Every day, the frequency of people I see wearing On running shoes grows. Observations like these are what later become signs of a great stock idea. The last time I've seen a similar phenomenon was when I saw the number of $TSLA
vehicles grow from being a needle in the haystack back in 2012 to becoming a common sighting in 2016. The growing popularity of On running shoes is why I'm starting to think of the brand as the "next Nike".
As I've written in a previous memo,
the success of $ONON
can be attributed to its reliance on third party retailers like Nordstrom $JWN
and Dick's Sporting Goods $DKS
. Aspects of On Holdings make me think that it will see itself becoming a fantastic investment like Lululemon $LULU
and avoid the terrible fate of Under Armour $UAA
. At the same time, only time will tell if they can continue their success.

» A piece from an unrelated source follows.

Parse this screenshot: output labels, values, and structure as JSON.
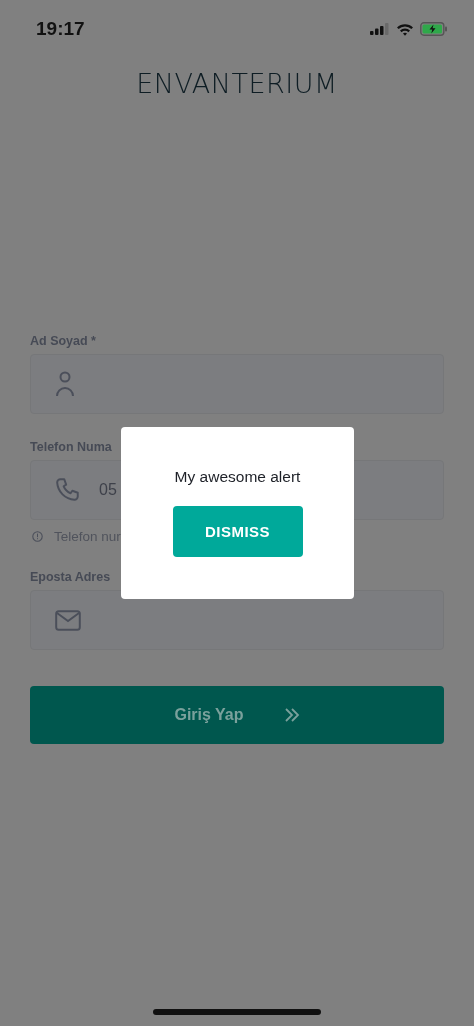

When researching commonalities between On Holdings today and Nike back in the late '60s and '70s, here are the commonalities that I've found:
- Both companies relied on third-party retailers for growth during their early years (yes, $NKE went from selling their shoes in small third-party shoe stores to selling shoes online and in their own stores)
- Both rely on phenomenal brand ambassadors (for On, it's Roger Federer; for Nike, it's Michael Jordan)
- Both companies were founded by athletes wanting to improve athletic performance through footwear (for Nike, it's to make shoes lighter and more comfortable; for On, it's to create a better cushioning system)
- Both companies have distinctive logos that stand out in the market
- Both companies have a strong focus on innovation and technology in their products (for NIke, it's Air Max; for On, it's CloudTec)
- Both companies have loyal fan bases and high brand perception among consumers, especially in running and streetwear segments (yes, On has both the loyal fan base and high brand perception among consumers)
Only time will tell if On can replicate the success of Nike.